Buddhism is the official state religion. It came to Cambodia at the same time as Hinduism but was eclipsed by the latter until King Jayavarman VII, the greatest of the Angkor rulers, who changed the state religion to Mahayana Buddhism. Most Cambodians today practice Theravada Buddhism, which was introduced by the Sri Lankans in the 13th century and its popularity in court and among the peasantry slowly eroded the Hindu belief of the god-king.
New Generation of Buddhists Monks
A majority of the Buddhist monks were murdered during the Khmer Rouge years. Nearly all the 3000 wats (temples) were destroyed or badly damaged. Today, there is a new generation of monks in Cambodia and it is common for all Buddhist men to become monks for even as briefly as a week. Temples are being repaired and there are always money-raising drives for temple rehab, especially in the countryside.
The practice of Buddhism draws heavily on Cambodia’s past. It incorporates many elements from Hinduism for rituals on birth and death, and is also heavily influenced by animistic traditions or Neak Ta. Neak Ta followers believe in sacred soil and sacred spirits. To them, Neak Ta is an energy force which links the people to the fertility of their land and their ancestors before them. Neak Ta shrines can be found in the villages or the grounds of a pagoda. It remains the dominant belief of the hill tribes.

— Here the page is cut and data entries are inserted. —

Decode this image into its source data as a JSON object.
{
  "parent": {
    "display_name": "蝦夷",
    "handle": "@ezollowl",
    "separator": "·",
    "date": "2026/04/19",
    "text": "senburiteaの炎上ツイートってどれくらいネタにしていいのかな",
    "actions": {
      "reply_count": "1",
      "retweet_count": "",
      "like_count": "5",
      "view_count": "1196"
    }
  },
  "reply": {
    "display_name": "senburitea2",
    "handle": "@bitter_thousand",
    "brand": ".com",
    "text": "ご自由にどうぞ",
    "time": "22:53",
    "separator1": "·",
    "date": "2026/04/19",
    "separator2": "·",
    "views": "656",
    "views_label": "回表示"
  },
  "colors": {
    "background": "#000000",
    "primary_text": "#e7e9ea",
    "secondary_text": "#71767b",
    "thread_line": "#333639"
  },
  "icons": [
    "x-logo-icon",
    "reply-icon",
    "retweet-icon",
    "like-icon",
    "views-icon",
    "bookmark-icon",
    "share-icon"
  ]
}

The Muslims in Cambodia are descendants of the Chams from what is now Central Vietnam. They call to prayer with the beating of a drum. The Cambodian Muslims were also heavily targeted for persecution by the Khmer Rouge. Today, they are mostly in the Kampong Cham province in South Cambodia which has 90 of the 250 mosques in the country. Christianity has not taken as much hold in Cambodia as it has in Vietnam.